Por que isso é importante agora
Os gastos globais com patrocínio excederam US$ 300 bilhões em 2025, provocando maior escrutínio por parte dos executivos. Com orçamentos de marketing mais apertados, custos de ativação mais altos e revisões lideradas pelo CFO, as corporações com estruturas de medição estruturadas estão melhor posicionadas para proteger e aumentar seus orçamentos.
Para a alta gestão, os riscos são claros: patrocínios apoiados por impacto baseado em dados têm maior probabilidade de serem retidos, expandidos e defendidos. O foco agora está em como medir o patrocínio rigorosamente e na pertinência da estrutura de medição em vigor na sua empresa.
O debate entre ROI e ROO não é abstrato.
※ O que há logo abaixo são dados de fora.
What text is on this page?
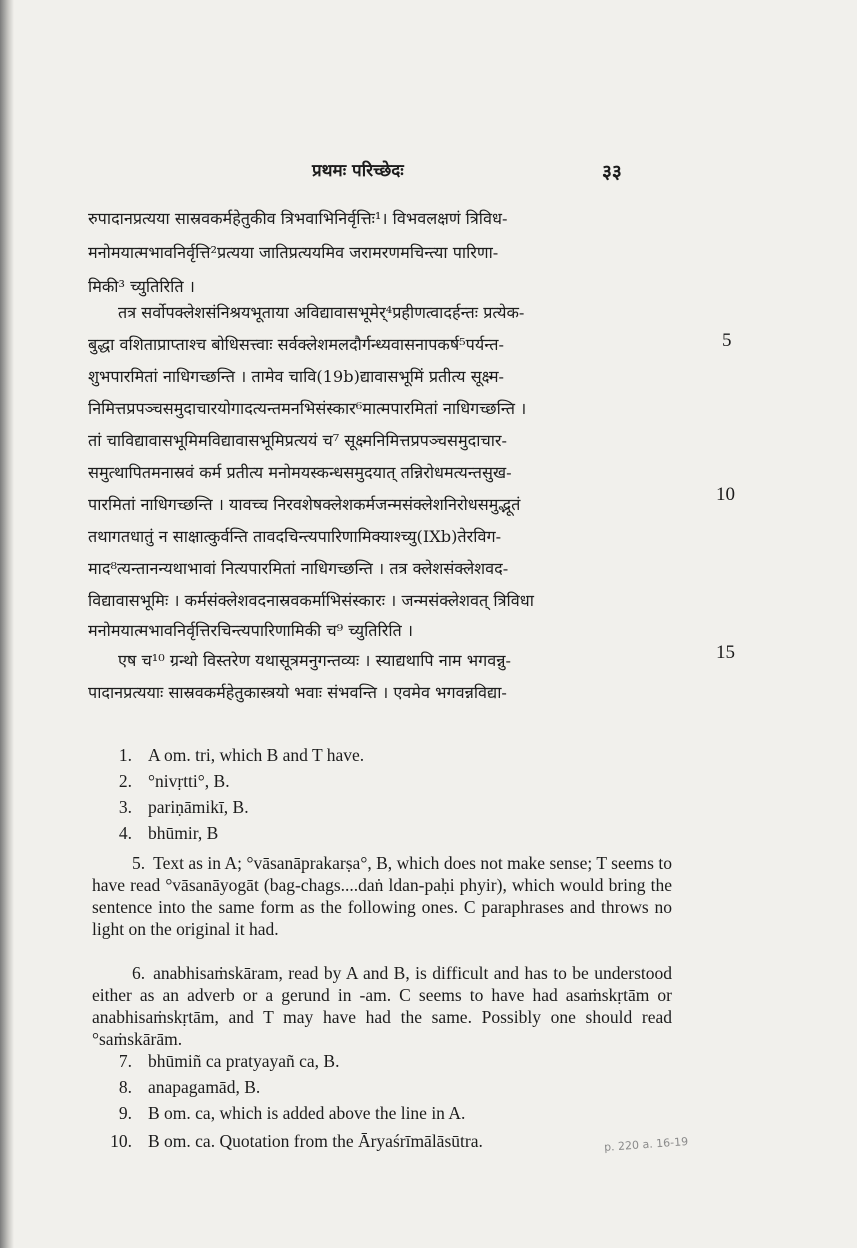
प्रथमः परिच्छेदः	३३
रुपादानप्रत्यया सास्रवकर्महेतुकीव त्रिभवाभिनिर्वृत्तिः¹। विभवलक्षणं त्रिविध-
मनोमयात्मभावनिर्वृत्ति²प्रत्यया जातिप्रत्ययमिव जरामरणमचिन्त्या पारिणा-
मिकी³ च्युतिरिति ।
तत्र सर्वोपक्लेशसंनिश्रयभूताया अविद्यावासभूमेर्⁴प्रहीणत्वादर्हन्तः प्रत्येक-
बुद्धा वशिताप्राप्ताश्च बोधिसत्त्वाः सर्वक्लेशमलदौर्गन्ध्यवासनापकर्ष⁵पर्यन्त-
शुभपारमितां नाधिगच्छन्ति । तामेव चावि(19b)द्यावासभूमिं प्रतीत्य सूक्ष्म-
निमित्तप्रपञ्चसमुदाचारयोगादत्यन्तमनभिसंस्कार⁶मात्मपारमितां नाधिगच्छन्ति ।
तां चाविद्यावासभूमिमविद्यावासभूमिप्रत्ययं च⁷ सूक्ष्मनिमित्तप्रपञ्चसमुदाचार-
समुत्थापितमनास्रवं कर्म प्रतीत्य मनोमयस्कन्धसमुदयात् तन्निरोधमत्यन्तसुख-
पारमितां नाधिगच्छन्ति । यावच्च निरवशेषक्लेशकर्मजन्मसंक्लेशनिरोधसमुद्भूतं
तथागतधातुं न साक्षात्कुर्वन्ति तावदचिन्त्यपारिणामिक्याश्च्यु(IXb)तेरविग-
माद⁸त्यन्तानन्यथाभावां नित्यपारमितां नाधिगच्छन्ति । तत्र क्लेशसंक्लेशवद-
विद्यावासभूमिः । कर्मसंक्लेशवदनास्रवकर्माभिसंस्कारः । जन्मसंक्लेशवत् त्रिविधा
मनोमयात्मभावनिर्वृत्तिरचिन्त्यपारिणामिकी च⁹ च्युतिरिति ।
एष च¹⁰ ग्रन्थो विस्तरेण यथासूत्रमनुगन्तव्यः । स्याद्यथापि नाम भगवन्नु-
पादानप्रत्ययाः सास्रवकर्महेतुकास्त्रयो भवाः संभवन्ति । एवमेव भगवन्नविद्या-
5
10
15
1. A om. tri, which B and T have.
2. °nivṛtti°, B.
3. pariṇāmikī, B.
4. bhūmir, B
5. Text as in A; °vāsanāprakarṣa°, B, which does not make sense; T seems to have read °vāsanāyogāt (bag-chags....daṅ ldan-paḥi phyir), which would bring the sentence into the same form as the following ones. C paraphrases and throws no light on the original it had.
6. anabhisaṁskāram, read by A and B, is difficult and has to be understood either as an adverb or a gerund in -am. C seems to have had asaṁskṛtām or anabhisaṁskṛtām, and T may have had the same. Possibly one should read °saṁskārām.
7. bhūmiñ ca pratyayañ ca, B.
8. anapagamād, B.
9. B om. ca, which is added above the line in A.
10. B om. ca. Quotation from the Āryaśrīmālāsūtra.	p. 220 a. 16-19
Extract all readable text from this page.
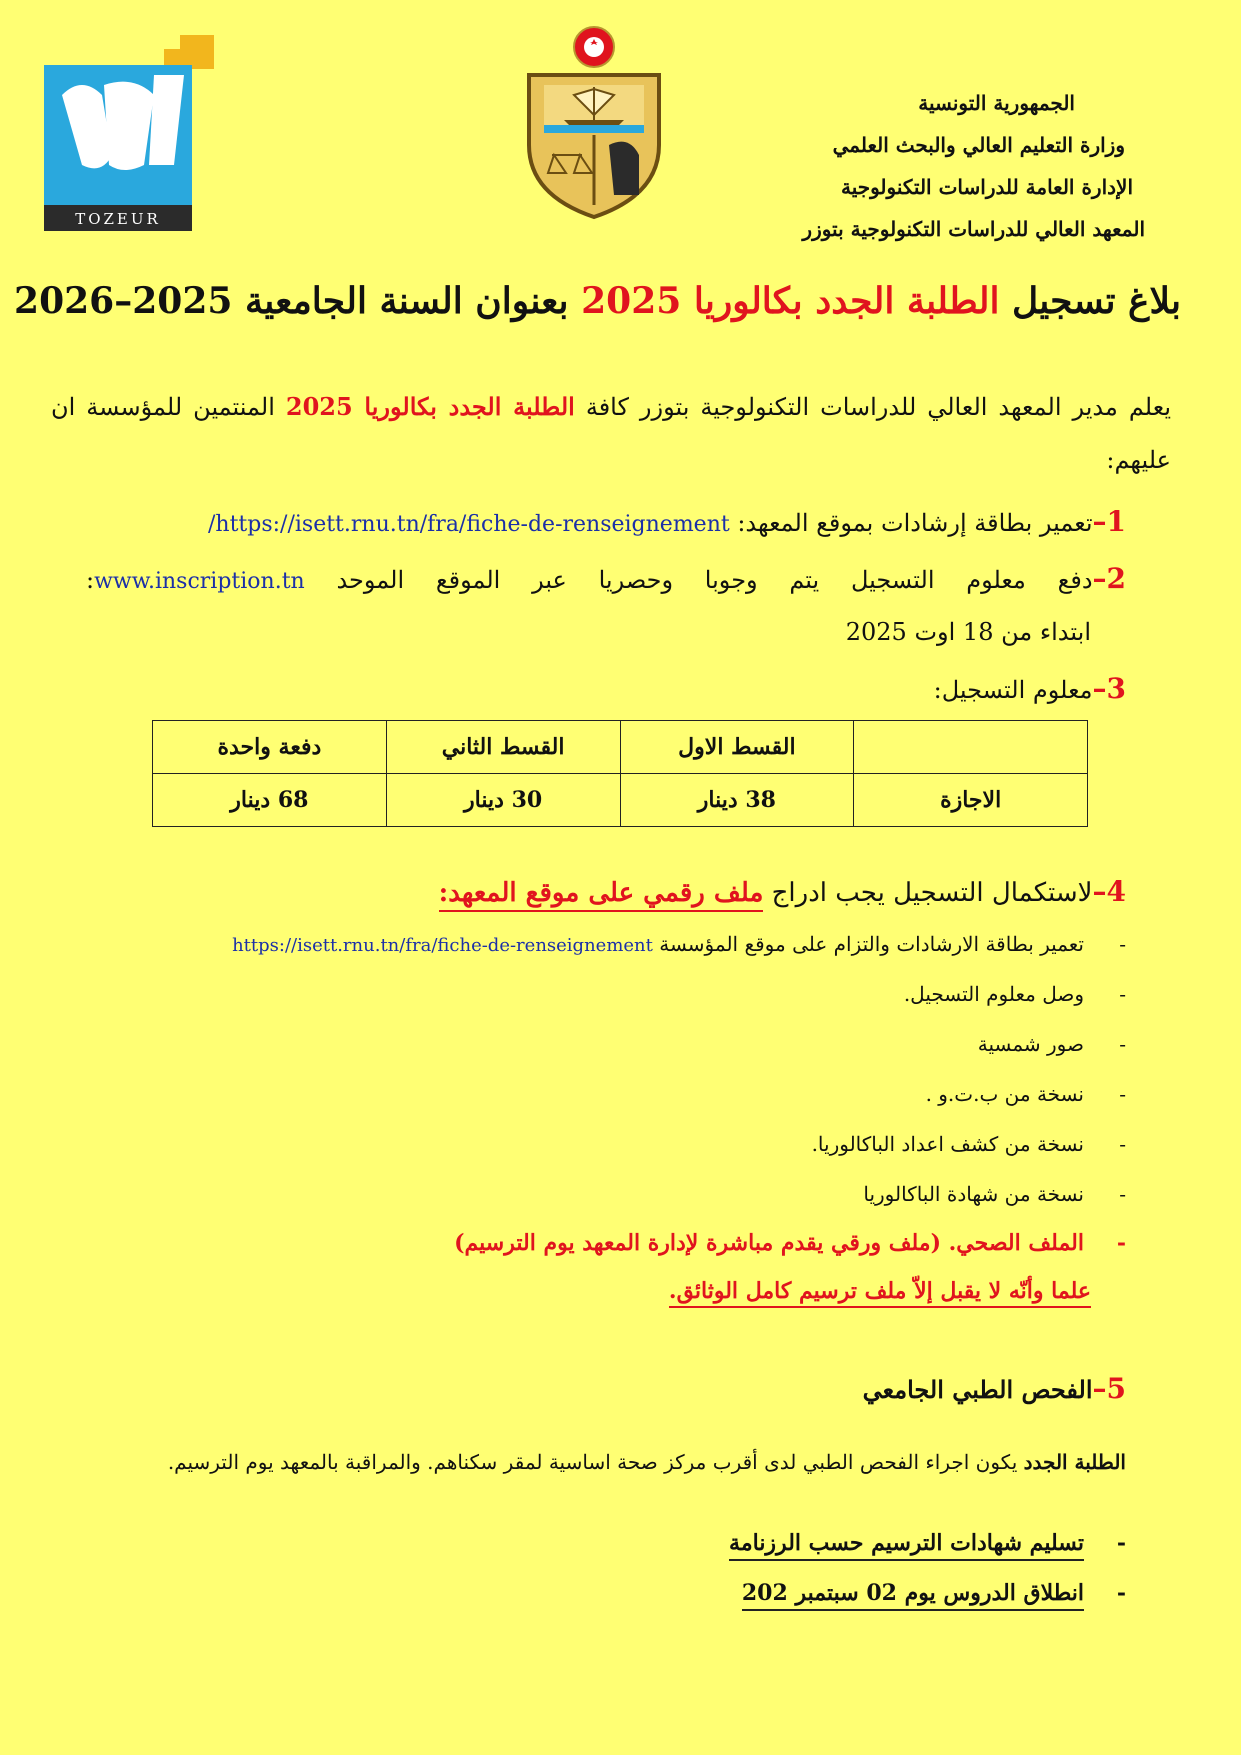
TOZEUR
الجمهورية التونسية
وزارة التعليم العالي والبحث العلمي
الإدارة العامة للدراسات التكنولوجية
المعهد العالي للدراسات التكنولوجية بتوزر
بلاغ تسجيل الطلبة الجدد بكالوريا 2025 بعنوان السنة الجامعية 2025–2026
يعلم مدير المعهد العالي للدراسات التكنولوجية بتوزر كافة الطلبة الجدد بكالوريا 2025 المنتمين للمؤسسة ان
عليهم:
1–تعمير بطاقة إرشادات بموقع المعهد: https://isett.rnu.tn/fra/fiche-de-renseignement/
2–دفع معلوم التسجيل يتم وجوبا وحصريا عبر الموقع الموحد www.inscription.tn:
ابتداء من 18 اوت 2025
3–معلوم التسجيل:
	القسط الاول	القسط الثاني	دفعة واحدة
الاجازة	38 دينار	30 دينار	68 دينار
4–لاستكمال التسجيل يجب ادراج ملف رقمي على موقع المعهد:
-تعمير بطاقة الارشادات والتزام على موقع المؤسسة https://isett.rnu.tn/fra/fiche-de-renseignement
-وصل معلوم التسجيل.
-صور شمسية
-نسخة من ب.ت.و .
-نسخة من كشف اعداد الباكالوريا.
-نسخة من شهادة الباكالوريا
-الملف الصحي. (ملف ورقي يقدم مباشرة لإدارة المعهد يوم الترسيم)
علما وأنّه لا يقبل إلاّ ملف ترسيم كامل الوثائق.
5–الفحص الطبي الجامعي
الطلبة الجدد يكون اجراء الفحص الطبي لدى أقرب مركز صحة اساسية لمقر سكناهم. والمراقبة بالمعهد يوم الترسيم.
-تسليم شهادات الترسيم حسب الرزنامة
-انطلاق الدروس يوم 02 سبتمبر 202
Cada líder do C-suite enfrenta implicações específicas e tangíveis.
CEO
Alinhamento estratégico e risco da marca
Os patrocínios estão alinhados com a direção estratégica da empresa ou são influenciados por relacionamentos pessoais ou outras forças externas?
CFO
Disciplina de capital e defesa do orçamento
Os gastos com patrocínio são geridos com o mesmo rigor que outras alocações de capital? O desempenho pode ser auditado e reportado de forma eficaz?
CMO
Desempenho do portfólio e credibilidade da equipe
Existe uma estrutura consistente para avaliar todo o portfólio e entrar com confiança em uma conversa orçamentária com a liderança?
O Retorno sobre o Investimento é central para a responsabilidade do marketing porque traduz atividades em termos financeiros que ressoam com o conselho. Ele apoia comparações orçamentárias, benchmarking de desempenho e alinhamento com finanças e compras. No marketing de performance, onde a atribuição é clara e os resultados são imediatos, o ROI é altamente eficaz.
No entanto, o ROI depende de três premissas: os resultados são diretamente mensuráveis, os impactos são de curto prazo e a causa e efeito são lineares. O patrocínio desafia cada uma dessas premissas.
Onde o ROI funciona
Onde o ROI induz ao erro
Um problema chave é a dependência excessiva da equivalência de mídia. Aproximar o ROI do patrocínio comparando colocações de logotipos com compras de publicidade infla os retornos percebidos, obscurece o verdadeiro impacto nos negócios e foca na exposição gerada em vez de seu significado.
Há também uma questão de custo estrutural. Os investimentos em patrocínio incluem orçamentos de ativação, pessoal interno, hospitalidade, contribuições em espécie e despesas operacionais, às vezes dobrando ou triplicando o custo real. Excluir isso do cálculo do ROI pode fazer a eficiência parecer melhor no papel do que na realidade.
Antes de apresentar um quadro mais adequado, é importante compreender os custos decorrentes de uma avaliação inadequada. As empresas que não dispõem de uma avaliação estruturada do patrocínio enfrentam quatro riscos significativos.
Risco orçamentário
Orçamento exposto
Sem dados objetivos de desempenho, os orçamentos de patrocínio são frequentemente os primeiros a serem cortados durante as revisões de portfólio lideradas pelo CFO. Evidências anedóticas não fornecem uma defesa adequada.
Risco estratégico
Parcerias desalinhadas
As decisões baseadas em oportunidades mal orientadas e em relações pessoais, em vez de numa estratégia, podem resultar em carteiras que já não correspondem aos objetivos da marca.
Risco financeiro
Subdesempenho oculto
Parcerias que usam 20% do orçamento, mas entregam apenas 5% de valor, frequentemente persistem devido à falta de estruturas de avaliação. As renovações ocorrem por padrão, em vez de por mérito.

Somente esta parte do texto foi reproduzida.